The top section of these stairs, being very steep, is closed to the public.

La scalinata barocca

Instead, you turn to the right and go down, in a more leisurely way, a wisteria-covered lane. It must be stunning when the wisterias are in bloom.

Instead of going down right away, you can turn to the right after these pillars. The path then takes you to a service area  along the city wall, which is part of the garden's boundary.

You also find a vegetable garden (belonging to the staff?) and a storage area for clay pots.

Let us go back to the wisteria alley. The path switches direction (back) and  takes you further down. On the way there are displays of various methods of growing fruit trees. The garden is, in large part, an orchard,  in which there are many fruit trees.

You eventually get to the second (lower) terrace.

Going straight ahead would take you to the Bosco inglese, a series of switch-backs leading back up, set among trees that must have looked English to its builders in the middle of the nineteenth century.

Skipping the Bosco inglese, you can take the central steep stairs (that section of them is open) to the lowest level.  They are between the two terracotta urns shown above.

On the way, you pass the flower gardens, three narrow double borders of perennials, one for spring, one for summer and one for autumn.

At the bottom of the garden, you get to the statue of a reclining Pomona who is being chatted up by Vertumnus. A theme apparently popular with sculptors of the 1700s.

It is very appropriate to this garden.  In mythology Pomona has locked herself in an orchard and refuses to see all suitors.  Vertumnus sneaks into the garden with a basket of apples and seduces her.

Why would he think she can be seduced with apples, if she lives in an orchard?

Perhaps Vertumnus was smart enough to only take in varieties he knew she did not already have.

Pomona and Vertumnus with his basket of apples

There are a few other sections to the garden (including collections of azaleas, viburnums and hortensia). The most interesting at this time of the year is the Chinese garden with its dragon canal. It has hardly anything to do with Chinese gardens, but it is quite attractive.

The canal in the Chinese garden

It is a mini dragon. You can spot it at the bottom of an urn of some sort in the following picture.

To end with, the clay pots tradition continues. The Bardini has its custom-made pots. This one from 2001.


  1. It's a little different when they have so many statues to go in their gardens.
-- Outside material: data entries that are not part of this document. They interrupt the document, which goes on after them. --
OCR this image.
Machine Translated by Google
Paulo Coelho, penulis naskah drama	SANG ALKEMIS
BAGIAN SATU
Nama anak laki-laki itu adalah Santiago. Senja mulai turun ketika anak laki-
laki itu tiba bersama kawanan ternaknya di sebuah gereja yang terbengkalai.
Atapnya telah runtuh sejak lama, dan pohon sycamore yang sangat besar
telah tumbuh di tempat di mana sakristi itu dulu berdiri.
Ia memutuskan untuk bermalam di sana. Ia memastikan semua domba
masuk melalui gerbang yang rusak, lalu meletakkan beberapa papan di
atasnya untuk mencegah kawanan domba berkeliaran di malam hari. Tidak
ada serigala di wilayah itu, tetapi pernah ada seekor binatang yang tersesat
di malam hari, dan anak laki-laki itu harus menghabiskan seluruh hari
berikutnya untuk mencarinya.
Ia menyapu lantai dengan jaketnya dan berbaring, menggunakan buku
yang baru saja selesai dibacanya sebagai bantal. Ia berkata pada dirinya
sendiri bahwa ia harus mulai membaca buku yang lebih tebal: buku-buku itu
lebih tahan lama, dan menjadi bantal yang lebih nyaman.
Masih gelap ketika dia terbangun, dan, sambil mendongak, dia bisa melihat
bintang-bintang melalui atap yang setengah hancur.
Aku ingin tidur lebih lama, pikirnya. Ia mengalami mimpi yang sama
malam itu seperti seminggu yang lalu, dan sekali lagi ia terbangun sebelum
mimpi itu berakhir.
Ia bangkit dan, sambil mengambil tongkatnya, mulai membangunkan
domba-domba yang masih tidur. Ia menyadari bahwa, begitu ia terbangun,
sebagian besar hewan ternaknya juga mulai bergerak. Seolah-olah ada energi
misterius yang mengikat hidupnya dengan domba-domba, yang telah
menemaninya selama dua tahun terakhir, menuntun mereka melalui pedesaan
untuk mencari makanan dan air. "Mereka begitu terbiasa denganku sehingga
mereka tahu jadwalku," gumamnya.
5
    1. When you read about the meaning of them, you realize, as in the case of Pomona, that the choice is very appropriate.

  2. You had a wonderful time visiting all these gardens, it make me want to visit Florence!

    1. I still have one to visit and a couple to write about.
      At first sight you would not believe how many gardens there are here.

  3. Having a veggie patch for staff is a really good idea. Wouldn't it be good if large factories etc did the same thing so in their lunch break, or after work, the staff could have some fresh air, exercise and also grow some fresh veg for themselves. It could provide green oases in the midst of industrialisation.

  4. What a steep garden! I rather like the idea of apples to Pomona as a saying - it sounds so romantic compared with the usual, 'coals to Newcastle'. What a wonderful garden. I love Florence - I went there a lot when I was younger, but I haven't been for years & I'm desperate to return. You must have had a wonderful time there!

    1. It is a superior saying you have made up there. We still have two weeks here. It is indeed a wonderful place. I read that Unesco considers that a third of all western artworks are in Florence (it does not say how they made the calculation!)

  5. If I were Vertumnus, I would have brought cake (or maybe baklava, given the time and place). But who am I to argue with success? Thank you for the tour of another fascinating Florentine garden.

    1. This comment has been removed by the author.

    2. I also think baklava would have been a better choice but, as you say, the proof is in the pudding.

  6. I can't tell from the picture but are the fruit trees trellised or, is it some other method that they are using? Looks absolutely lovely.

  7. Hi Steve,
    It was a demonstration of the different ways of growing apple trees. That is why some were on a trellis, others pruned in a vase shape. The orchard was quite extensive (everything beyond the hedge).

  8. This really is a garden with a view. A little gem and when I as there, hardly any people, even in summer.